If we return with all of these to the issue of dishonesty in science, one main lesson can be drawn: Having a solid stock of knowledge to test a potential source of knowledge against is a critical resource that enables one to detect potentially dishonest agents. Thus, if someone expresses views on related topics that are inconsistent with well-known facts, we can use this as evidence against the honesty of our interlocutors. This is, in a nutshell, what it means to update based on expectation; what the model highlights, is, that this process only works reliably to the advantage of an epistemic agent if there are other propositions in play than the one currently under discussion.

As with any exercise in formal modeling, it is important to acknowledge some limitations. First, while other propositions were in play, we did not assume explicitly that they were correlated by their content. Implicitly, we assume connections in content, because we model the dishonest agents to be dishonest across the set of propositions, but do not model a correlation due to technical complexity.

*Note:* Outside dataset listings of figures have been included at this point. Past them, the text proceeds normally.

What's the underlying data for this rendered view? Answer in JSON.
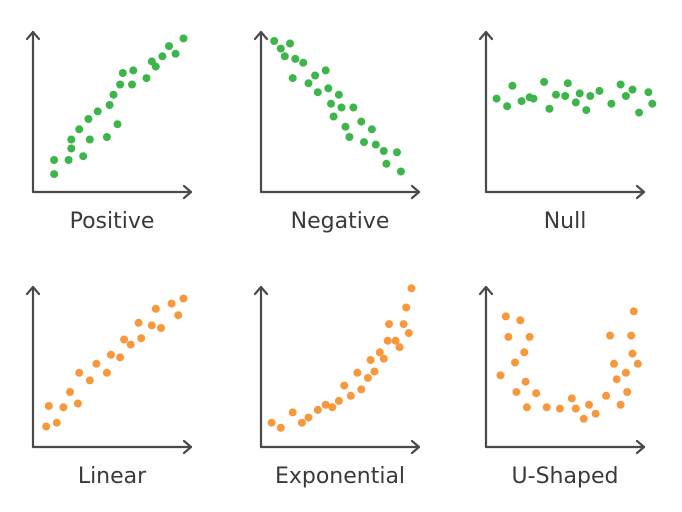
{
  "palette": {
    "axis": "#4a4a4a",
    "label": "#3a3a3a"
  },
  "chart_data": [
    {
      "type": "scatter",
      "title": "Positive",
      "color": "#3cb54a",
      "points": [
        [
          1.6,
          1.4
        ],
        [
          1.6,
          2.5
        ],
        [
          2.7,
          2.5
        ],
        [
          2.9,
          3.4
        ],
        [
          2.9,
          4.1
        ],
        [
          3.5,
          4.9
        ],
        [
          3.8,
          2.8
        ],
        [
          4.2,
          5.7
        ],
        [
          4.3,
          4.1
        ],
        [
          4.9,
          6.3
        ],
        [
          5.6,
          4.3
        ],
        [
          5.8,
          6.8
        ],
        [
          6.1,
          7.6
        ],
        [
          6.4,
          5.3
        ],
        [
          6.6,
          8.4
        ],
        [
          6.8,
          9.3
        ],
        [
          7.5,
          8.4
        ],
        [
          7.6,
          9.5
        ],
        [
          8.6,
          8.9
        ],
        [
          9.0,
          10.2
        ],
        [
          9.3,
          9.8
        ],
        [
          9.8,
          10.6
        ],
        [
          10.3,
          11.4
        ],
        [
          10.8,
          10.8
        ],
        [
          11.4,
          12.0
        ]
      ]
    },
    {
      "type": "scatter",
      "title": "Negative",
      "color": "#3cb54a",
      "points": [
        [
          1.0,
          11.8
        ],
        [
          1.5,
          11.2
        ],
        [
          1.8,
          10.6
        ],
        [
          2.2,
          11.6
        ],
        [
          2.6,
          10.4
        ],
        [
          2.4,
          8.9
        ],
        [
          3.2,
          10.1
        ],
        [
          3.6,
          8.5
        ],
        [
          4.1,
          9.1
        ],
        [
          4.3,
          7.8
        ],
        [
          4.9,
          9.5
        ],
        [
          5.1,
          8.1
        ],
        [
          5.3,
          6.9
        ],
        [
          5.5,
          5.9
        ],
        [
          5.9,
          7.6
        ],
        [
          6.1,
          6.6
        ],
        [
          6.4,
          5.1
        ],
        [
          6.7,
          4.3
        ],
        [
          7.0,
          6.6
        ],
        [
          7.6,
          5.5
        ],
        [
          7.8,
          3.9
        ],
        [
          8.4,
          4.9
        ],
        [
          8.7,
          3.7
        ],
        [
          9.3,
          3.2
        ],
        [
          9.5,
          2.2
        ],
        [
          10.3,
          3.1
        ],
        [
          10.6,
          1.6
        ]
      ]
    },
    {
      "type": "scatter",
      "title": "Null",
      "color": "#3cb54a",
      "points": [
        [
          0.8,
          7.3
        ],
        [
          1.6,
          6.7
        ],
        [
          2.0,
          8.3
        ],
        [
          2.7,
          7.1
        ],
        [
          3.3,
          7.4
        ],
        [
          3.6,
          7.3
        ],
        [
          4.4,
          8.6
        ],
        [
          4.8,
          6.5
        ],
        [
          5.3,
          7.6
        ],
        [
          6.0,
          7.5
        ],
        [
          6.2,
          8.5
        ],
        [
          6.8,
          7.0
        ],
        [
          7.1,
          7.7
        ],
        [
          7.6,
          6.4
        ],
        [
          7.9,
          7.5
        ],
        [
          8.6,
          7.9
        ],
        [
          9.5,
          6.9
        ],
        [
          10.2,
          8.4
        ],
        [
          10.6,
          7.5
        ],
        [
          11.1,
          8.0
        ],
        [
          11.6,
          6.2
        ],
        [
          12.3,
          7.8
        ],
        [
          12.6,
          6.9
        ]
      ]
    },
    {
      "type": "scatter",
      "title": "Linear",
      "color": "#f7983d",
      "points": [
        [
          1.0,
          1.6
        ],
        [
          1.2,
          3.2
        ],
        [
          1.8,
          1.9
        ],
        [
          2.3,
          3.1
        ],
        [
          2.8,
          4.3
        ],
        [
          3.4,
          3.4
        ],
        [
          3.5,
          5.8
        ],
        [
          4.3,
          5.2
        ],
        [
          4.8,
          6.5
        ],
        [
          5.6,
          5.8
        ],
        [
          5.9,
          7.2
        ],
        [
          6.6,
          7.0
        ],
        [
          6.9,
          8.4
        ],
        [
          7.4,
          8.0
        ],
        [
          8.0,
          9.7
        ],
        [
          8.2,
          8.5
        ],
        [
          9.0,
          9.5
        ],
        [
          9.3,
          10.8
        ],
        [
          9.7,
          9.3
        ],
        [
          10.5,
          11.2
        ],
        [
          11.0,
          10.3
        ],
        [
          11.4,
          11.6
        ]
      ]
    },
    {
      "type": "scatter",
      "title": "Exponential",
      "color": "#f7983d",
      "points": [
        [
          0.8,
          1.9
        ],
        [
          1.5,
          1.5
        ],
        [
          2.4,
          2.7
        ],
        [
          3.1,
          1.9
        ],
        [
          3.6,
          2.3
        ],
        [
          4.3,
          2.9
        ],
        [
          4.9,
          3.3
        ],
        [
          5.4,
          3.1
        ],
        [
          5.9,
          3.6
        ],
        [
          6.3,
          4.8
        ],
        [
          6.8,
          4.0
        ],
        [
          7.3,
          5.8
        ],
        [
          7.6,
          4.5
        ],
        [
          8.1,
          5.4
        ],
        [
          8.3,
          6.8
        ],
        [
          8.6,
          5.9
        ],
        [
          9.0,
          7.4
        ],
        [
          9.3,
          6.9
        ],
        [
          9.6,
          8.3
        ],
        [
          9.7,
          9.6
        ],
        [
          10.2,
          8.3
        ],
        [
          10.5,
          7.8
        ],
        [
          10.8,
          9.6
        ],
        [
          11.0,
          10.9
        ],
        [
          11.2,
          8.9
        ],
        [
          11.4,
          12.4
        ]
      ]
    },
    {
      "type": "scatter",
      "title": "U-Shaped",
      "color": "#f7983d",
      "points": [
        [
          1.1,
          5.6
        ],
        [
          1.5,
          10.2
        ],
        [
          1.7,
          8.6
        ],
        [
          2.2,
          6.6
        ],
        [
          2.3,
          4.3
        ],
        [
          2.6,
          9.9
        ],
        [
          2.9,
          7.4
        ],
        [
          3.0,
          5.1
        ],
        [
          3.1,
          3.1
        ],
        [
          3.3,
          8.6
        ],
        [
          3.8,
          4.2
        ],
        [
          4.6,
          3.1
        ],
        [
          5.6,
          3.0
        ],
        [
          6.5,
          3.8
        ],
        [
          6.8,
          3.0
        ],
        [
          7.4,
          2.2
        ],
        [
          7.8,
          3.3
        ],
        [
          8.3,
          2.6
        ],
        [
          9.1,
          4.0
        ],
        [
          9.4,
          8.7
        ],
        [
          9.7,
          6.5
        ],
        [
          9.9,
          5.3
        ],
        [
          10.2,
          3.3
        ],
        [
          10.6,
          5.8
        ],
        [
          10.7,
          4.3
        ],
        [
          11.0,
          8.7
        ],
        [
          11.1,
          7.3
        ],
        [
          11.2,
          10.6
        ],
        [
          11.5,
          6.5
        ]
      ]
    }
  ]
}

Second, as noted above, we do not include further input other than testimony from the group. This means specifically, that no further empirical data can be collected. It follows that we model only processes that realize at least approximately such a condition; for instance, short-time discussions or communications with non-experts who do not have the opportunity to gather empirical data. Depending on the understanding of such data (for instance, how reliable it is and how well its reliability can be gauged compared to social processes), such input could play a similar role to benchmark propositions in our model.

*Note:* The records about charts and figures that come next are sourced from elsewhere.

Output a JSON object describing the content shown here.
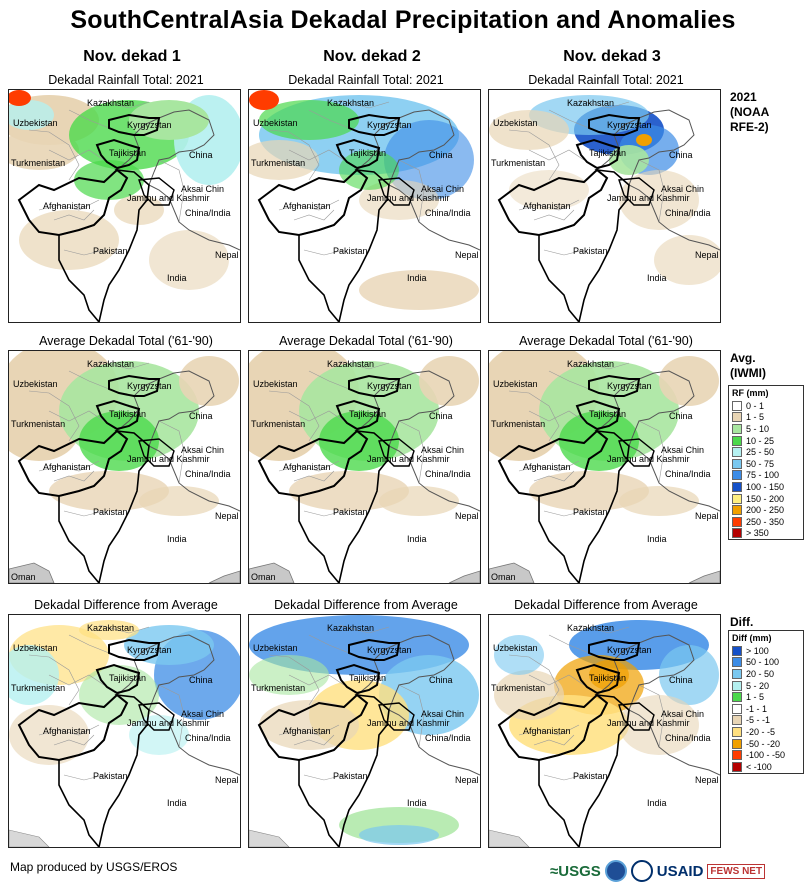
{
  "title": "SouthCentralAsia Dekadal Precipitation and Anomalies",
  "columns": [
    {
      "heading": "Nov. dekad 1"
    },
    {
      "heading": "Nov. dekad 2"
    },
    {
      "heading": "Nov. dekad 3"
    }
  ],
  "rows": [
    {
      "subtitle": "Dekadal Rainfall Total: 2021",
      "side_label": [
        "2021",
        "(NOAA",
        "RFE-2)"
      ]
    },
    {
      "subtitle": "Average Dekadal Total ('61-'90)",
      "side_label": [
        "Avg.",
        "(IWMI)"
      ]
    },
    {
      "subtitle": "Dekadal Difference from Average",
      "side_label": [
        "Diff."
      ]
    }
  ],
  "place_labels": {
    "kazakhstan": "Kazakhstan",
    "uzbekistan": "Uzbekistan",
    "kyrgyzstan": "Kyrgyzstan",
    "turkmenistan": "Turkmenistan",
    "tajikistan": "Tajikistan",
    "china": "China",
    "aksai_chin": "Aksai Chin",
    "jammu_kashmir": "Jammu and Kashmir",
    "china_india": "China/India",
    "afghanistan": "Afghanistan",
    "pakistan": "Pakistan",
    "nepal": "Nepal",
    "india": "India",
    "oman": "Oman"
  },
  "rf_legend": {
    "title": "RF (mm)",
    "items": [
      {
        "label": "0 - 1",
        "color": "#ffffff"
      },
      {
        "label": "1 - 5",
        "color": "#e8d5b5"
      },
      {
        "label": "5 - 10",
        "color": "#a8e6a0"
      },
      {
        "label": "10 - 25",
        "color": "#4cd94c"
      },
      {
        "label": "25 - 50",
        "color": "#b4f0f0"
      },
      {
        "label": "50 - 75",
        "color": "#7ac8f0"
      },
      {
        "label": "75 - 100",
        "color": "#3c8ce6"
      },
      {
        "label": "100 - 150",
        "color": "#1450c8"
      },
      {
        "label": "150 - 200",
        "color": "#fff080"
      },
      {
        "label": "200 - 250",
        "color": "#f0a000"
      },
      {
        "label": "250 - 350",
        "color": "#ff3c00"
      },
      {
        "label": "> 350",
        "color": "#b40000"
      }
    ]
  },
  "diff_legend": {
    "title": "Diff (mm)",
    "items": [
      {
        "label": "> 100",
        "color": "#1450c8"
      },
      {
        "label": "50 - 100",
        "color": "#3c8ce6"
      },
      {
        "label": "20 - 50",
        "color": "#7ac8f0"
      },
      {
        "label": "5 - 20",
        "color": "#b4f0f0"
      },
      {
        "label": "1 - 5",
        "color": "#4cd94c"
      },
      {
        "label": "-1 - 1",
        "color": "#ffffff"
      },
      {
        "label": "-5 - -1",
        "color": "#e8d5b5"
      },
      {
        "label": "-20 - -5",
        "color": "#ffe080"
      },
      {
        "label": "-50 - -20",
        "color": "#f0a000"
      },
      {
        "label": "-100 - -50",
        "color": "#ff3c00"
      },
      {
        "label": "< -100",
        "color": "#b40000"
      }
    ]
  },
  "footer": "Map produced by USGS/EROS",
  "logos": {
    "usgs": "≈USGS",
    "usaid": "USAID",
    "fews": "FEWS NET"
  }
}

The agents also do not make use of any interpersonal cues of dishonesty, which might be given away by body language or facial expression. This is grounded in the assumption that many of the exchanges do not take place in person, but for instance, by exchange in writing.

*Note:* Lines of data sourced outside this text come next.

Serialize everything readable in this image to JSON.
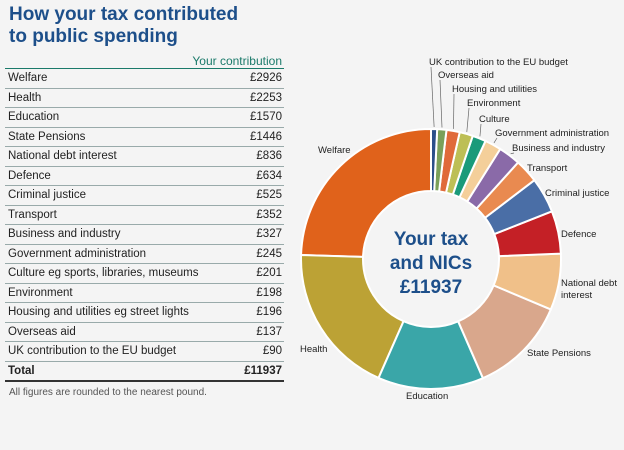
{
  "title_line1": "How your tax contributed",
  "title_line2": "to public spending",
  "column_header": "Your contribution",
  "rows": [
    {
      "label": "Welfare",
      "amount": "£2926"
    },
    {
      "label": "Health",
      "amount": "£2253"
    },
    {
      "label": "Education",
      "amount": "£1570"
    },
    {
      "label": "State Pensions",
      "amount": "£1446"
    },
    {
      "label": "National debt interest",
      "amount": "£836"
    },
    {
      "label": "Defence",
      "amount": "£634"
    },
    {
      "label": "Criminal justice",
      "amount": "£525"
    },
    {
      "label": "Transport",
      "amount": "£352"
    },
    {
      "label": "Business and industry",
      "amount": "£327"
    },
    {
      "label": "Government administration",
      "amount": "£245"
    },
    {
      "label": "Culture eg sports, libraries, museums",
      "amount": "£201"
    },
    {
      "label": "Environment",
      "amount": "£198"
    },
    {
      "label": "Housing and utilities eg street lights",
      "amount": "£196"
    },
    {
      "label": "Overseas aid",
      "amount": "£137"
    },
    {
      "label": "UK contribution to the EU budget",
      "amount": "£90"
    }
  ],
  "total_label": "Total",
  "total_amount": "£11937",
  "footnote": "All figures are rounded to the nearest pound.",
  "chart_data": {
    "type": "pie",
    "variant": "donut",
    "center_text": [
      "Your tax",
      "and NICs",
      "£11937"
    ],
    "slices": [
      {
        "label": "Welfare",
        "value": 2926,
        "color": "#e0621b"
      },
      {
        "label": "Health",
        "value": 2253,
        "color": "#bca235"
      },
      {
        "label": "Education",
        "value": 1570,
        "color": "#3aa6a8"
      },
      {
        "label": "State Pensions",
        "value": 1446,
        "color": "#d9a78c"
      },
      {
        "label": "National debt interest",
        "label_lines": [
          "National debt",
          "interest"
        ],
        "value": 836,
        "color": "#f0c089"
      },
      {
        "label": "Defence",
        "value": 634,
        "color": "#c42026"
      },
      {
        "label": "Criminal justice",
        "value": 525,
        "color": "#4a6ea6"
      },
      {
        "label": "Transport",
        "value": 352,
        "color": "#e98a50"
      },
      {
        "label": "Business and industry",
        "value": 327,
        "color": "#8a6aa8"
      },
      {
        "label": "Government administration",
        "value": 245,
        "color": "#f4cf9a"
      },
      {
        "label": "Culture",
        "value": 201,
        "color": "#1a9a7a"
      },
      {
        "label": "Environment",
        "value": 198,
        "color": "#bdbf55"
      },
      {
        "label": "Housing and utilities",
        "value": 196,
        "color": "#e06a3a"
      },
      {
        "label": "Overseas aid",
        "value": 137,
        "color": "#7aa05a"
      },
      {
        "label": "UK contribution to the EU budget",
        "value": 90,
        "color": "#2a4f8a"
      }
    ]
  }
}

More significant to the domain of science, agents do not have information on institutional backgrounds of their sources. This makes credentials unavailable (which are the foundation of one of Goldman’s suggested sources of information to compare experts, (see Goldman 2011), but it also hides many sources of potential bias, such as funding sources. In part, such information may be available except for situations of blind review, but as Sismondo (2009) points out, not all contributions to a paper may be equally acknowledged, leaving the recipient of information in the dark, not knowing what they do not know. Thus, we consider it a minimal assumption not to use such background information in the model.

Despite of these limitations in its representative capacity, the underlying logic of the model captures important aspects of the epistemic process of testimony, and thus, its conclusions should offer some insight not only on the varieties of dishonesty and the interpretation of testimonial virtue, but also some tentative suggestions for strategic behavior in the face of potential dishonesty in one’s sources.